In light of the College’s recent decision to permanently ‘open up’ 20 single rooms across campus, we at the Record commend the Office of Student Life (OSL) for striving to find creative and cost-effective solutions to issues such as next fall’s expected surplus of students living on campus. As a residential college that encourages students to live on campus throughout their education, the College should be flexibly responsive to the changing housing needs of the student body year to year, as well as be well-prepared to ensure adequate bed count numbers.

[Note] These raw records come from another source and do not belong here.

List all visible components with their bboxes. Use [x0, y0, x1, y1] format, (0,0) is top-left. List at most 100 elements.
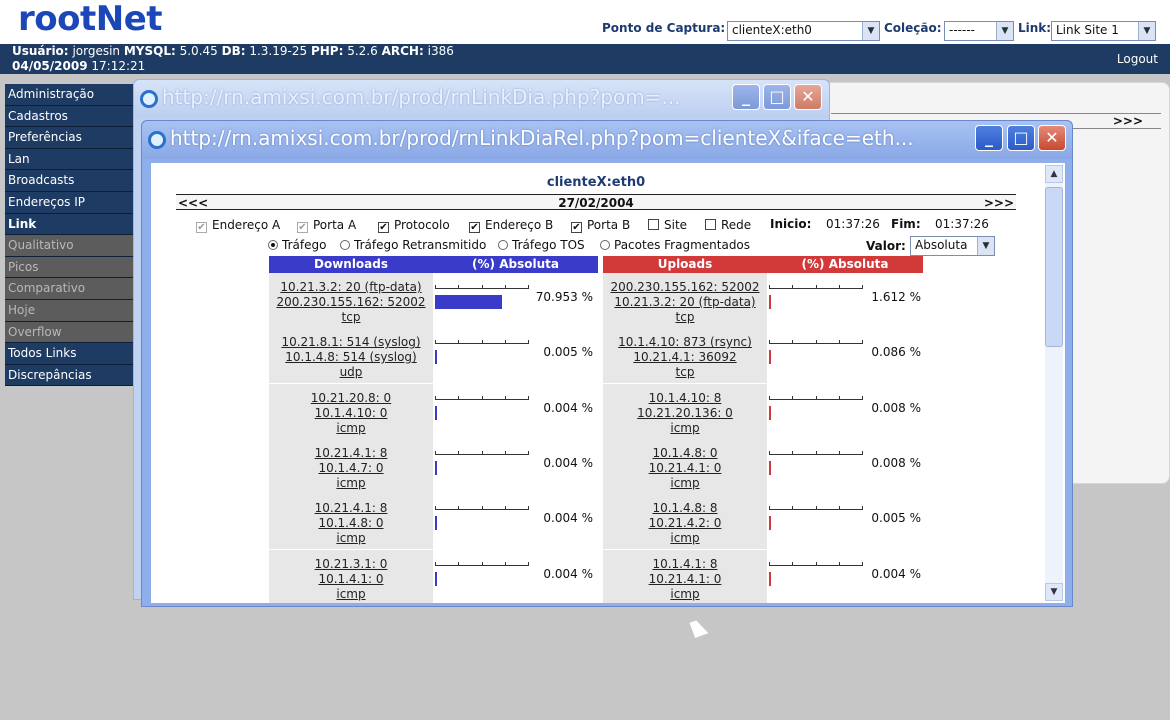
protocol-link[interactable]: icmp — [603, 476, 767, 491]
endpoint-link[interactable]: 10.1.4.8: 514 (syslog) — [269, 350, 433, 365]
endpoint-link[interactable]: 200.230.155.162: 52002 — [269, 295, 433, 310]
endpoint-link[interactable]: 10.1.4.8: 0 — [269, 516, 433, 531]
endpoint-link[interactable]: 10.21.4.1: 36092 — [603, 350, 767, 365]
sidebar-item[interactable]: Endereços IP — [5, 191, 135, 214]
scroll-thumb[interactable] — [1045, 187, 1063, 347]
sidebar-item[interactable]: Link — [5, 213, 135, 236]
radio-icon — [268, 240, 278, 250]
download-bar — [435, 405, 437, 420]
bar-scale — [435, 450, 529, 455]
maximize-button[interactable]: □ — [763, 84, 791, 110]
minimize-button[interactable]: _ — [975, 125, 1003, 151]
filter-checkbox[interactable]: Site — [648, 218, 687, 232]
protocol-link[interactable]: udp — [269, 365, 433, 380]
endpoint-link[interactable]: 10.1.4.1: 0 — [269, 572, 433, 587]
endpoint-link[interactable]: 10.1.4.8: 0 — [603, 446, 767, 461]
endpoint-link[interactable]: 10.21.20.136: 0 — [603, 406, 767, 421]
protocol-link[interactable]: icmp — [269, 421, 433, 436]
endpoint-link[interactable]: 200.230.155.162: 52002 — [603, 280, 767, 295]
endpoint-link[interactable]: 10.21.20.8: 0 — [269, 391, 433, 406]
mysql-label: MYSQL: — [123, 44, 176, 58]
traffic-radio[interactable]: Tráfego TOS — [498, 238, 585, 252]
scroll-down-icon[interactable]: ▼ — [1045, 583, 1063, 601]
chevron-down-icon: ▼ — [977, 237, 994, 255]
protocol-link[interactable]: icmp — [603, 587, 767, 602]
endpoint-link[interactable]: 10.21.3.1: 0 — [269, 557, 433, 572]
filter-checkbox[interactable]: ✔ Porta B — [571, 218, 630, 233]
endpoint-link[interactable]: 10.1.4.8: 8 — [603, 501, 767, 516]
upload-bar — [769, 295, 771, 309]
bar-scale — [435, 340, 529, 345]
vertical-scrollbar[interactable]: ▲ ▼ — [1045, 165, 1063, 601]
endpoint-link[interactable]: 10.21.4.1: 8 — [269, 446, 433, 461]
endpoint-link[interactable]: 10.1.4.7: 0 — [269, 461, 433, 476]
endpoint-link[interactable]: 10.21.3.2: 20 (ftp-data) — [603, 295, 767, 310]
sidebar-item[interactable]: Discrepâncias — [5, 364, 135, 387]
logout-link[interactable]: Logout — [1117, 52, 1158, 66]
sidebar-item[interactable]: Broadcasts — [5, 170, 135, 192]
valor-label: Valor: — [866, 239, 906, 253]
sidebar-item[interactable]: Lan — [5, 148, 135, 171]
endpoint-link[interactable]: 10.1.4.10: 0 — [269, 406, 433, 421]
window-content: clienteX:eth0 <<< 27/02/2004 >>> ✔ Endere… — [151, 163, 1065, 603]
window-titlebar[interactable]: http://rn.amixsi.com.br/prod/rnLinkDiaRe… — [142, 121, 1072, 159]
endpoint-link[interactable]: 10.1.4.10: 873 (rsync) — [603, 335, 767, 350]
protocol-link[interactable]: icmp — [269, 531, 433, 546]
arch-label: ARCH: — [381, 44, 424, 58]
filter-checkbox[interactable]: ✔ Endereço A — [196, 218, 280, 233]
filter-checkbox[interactable]: ✔ Endereço B — [469, 218, 553, 233]
link-select[interactable]: Link Site 1 ▼ — [1051, 21, 1156, 41]
close-button[interactable]: ✕ — [1038, 125, 1066, 151]
traffic-radio[interactable]: Tráfego Retransmitido — [340, 238, 486, 252]
uploads-header: Uploads — [603, 256, 767, 273]
traffic-radio[interactable]: Pacotes Fragmentados — [600, 238, 750, 252]
upload-flow-cell: 10.1.4.1: 8 10.21.4.1: 0 icmp — [603, 549, 767, 603]
sidebar-item[interactable]: Overflow — [5, 321, 135, 344]
protocol-link[interactable]: tcp — [269, 310, 433, 325]
endpoint-link[interactable]: 10.21.4.2: 0 — [603, 516, 767, 531]
endpoint-link[interactable]: 10.21.8.1: 514 (syslog) — [269, 335, 433, 350]
protocol-link[interactable]: icmp — [603, 531, 767, 546]
collection-select[interactable]: ------ ▼ — [944, 21, 1014, 41]
sidebar-item[interactable]: Preferências — [5, 127, 135, 149]
sidebar-item[interactable]: Hoje — [5, 299, 135, 322]
sidebar-item[interactable]: Qualitativo — [5, 235, 135, 257]
endpoint-link[interactable]: 10.1.4.10: 8 — [603, 391, 767, 406]
filter-checkbox[interactable]: ✔ Protocolo — [378, 218, 450, 233]
sidebar-item[interactable]: Administração — [5, 84, 135, 106]
protocol-link[interactable]: icmp — [269, 476, 433, 491]
sidebar-item[interactable]: Picos — [5, 256, 135, 279]
traffic-radio[interactable]: Tráfego — [268, 238, 326, 252]
valor-select[interactable]: Absoluta ▼ — [910, 236, 995, 256]
db-value: 1.3.19-25 — [249, 44, 308, 58]
sidebar-item[interactable]: Cadastros — [5, 105, 135, 128]
download-bar — [435, 295, 502, 309]
endpoint-link[interactable]: 10.21.3.2: 20 (ftp-data) — [269, 280, 433, 295]
endpoint-link[interactable]: 10.1.4.1: 8 — [603, 557, 767, 572]
protocol-link[interactable]: icmp — [603, 421, 767, 436]
maximize-button[interactable]: □ — [1007, 125, 1035, 151]
minimize-button[interactable]: _ — [732, 84, 760, 110]
info-bar: Usuário: jorgesin MYSQL: 5.0.45 DB: 1.3.… — [0, 44, 1170, 74]
endpoint-link[interactable]: 10.21.4.1: 0 — [603, 461, 767, 476]
endpoint-link[interactable]: 10.21.4.1: 0 — [603, 572, 767, 587]
filter-checkbox[interactable]: ✔ Porta A — [297, 218, 356, 233]
sidebar-item[interactable]: Comparativo — [5, 278, 135, 300]
filter-checkbox[interactable]: Rede — [705, 218, 751, 232]
window-titlebar[interactable]: http://rn.amixsi.com.br/prod/rnLinkDia.p… — [134, 80, 829, 118]
percent-value: 0.004 % — [543, 455, 593, 470]
scroll-up-icon[interactable]: ▲ — [1045, 165, 1063, 183]
protocol-link[interactable]: tcp — [603, 365, 767, 380]
close-button[interactable]: ✕ — [794, 84, 822, 110]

Given the unexpected circumstances of fewer students deciding to study abroad in the fall and fewer seniors living off campus for the 2015-2016 school year, we feel this recent decision ultimately appeals both to the interests of the student body and to those of the College. Although it may be highly dismaying to rising seniors who were hoping to live in the spacious and centrally located singles of Dodd House, the College’s decision to convert those particular singles to doubles ensures that the resulting doubles will be reasonably sized. Although this may hamper all students seeking single housing options from obtaining an outcome matching their preferences, we find that the conversion of these rooms seems to be the best available option for the time being, especially given the alternative of opening up Dennett basement as upperclassmen housing in Mission Park. Doing so would be disadvantageous to both the first-years living in Mission, who benefit from living in exclusively first-year housing with their entries and Junior Advisors, and the upperclassmen who would be isolated from their upperclassmen peers and lose the opportunity to further interact with them in a residential setting.
However, in order for OSL to continue to be responsive to changing circumstances in the future, we recommend that it should not frame the conversion of these singles as permanent. As those individual living spaces have long been highly valued by members of the student body, the committee should strive to keep them open as singles when not critically pressed to do otherwise in future years.
Furthermore, we believe the College should strive to find a more permanent solution so that similar strains on housing can be avoided in the future. Therefore, recognizing that this conversion of singles to doubles is a palliative solution to a larger issue, we also commend the College for pursuing a longer-term plan, which includes cross-campus renovations and the construction of a new dorm to open in the fall of 2016. We hope this will not only provide a necessary margin of error allowing for flexibility with which the College can find adequate housing in situations requiring students to move expediently or seek temporary housing but also create housing options that conform to student preferences.
In the aftermath of this change, not insignificant in the prevalence of single housing options on campus, it is important to consider the College’s priorities for housing in the future. We commend the College for formulating the plan for the new dorm, which will provide singles for the majority of its inhabitants and doubles for the remaining inhabitants, taking student opinion into account via an online survey. It is important that, moving forward, the College should continue to factor in the types of rooms students want – not the types of room students currently have, which is merely what the College provides – to the utmost of their ability given budgetary constraints.
While we feel the College could do more to prioritize the availability of and creation of single housing options on campus, it has done well in precisely evaluating and accommodating student interests on other fronts. For instance, one of the survey’s results reported suite-style living in which common rooms and spaces are provided for students to socialize in their residential settings are crucial to student’s satisfaction with their living spaces and quality of life on campus. We applaud OSL for incorporating this student preference into its plan for the new dorm.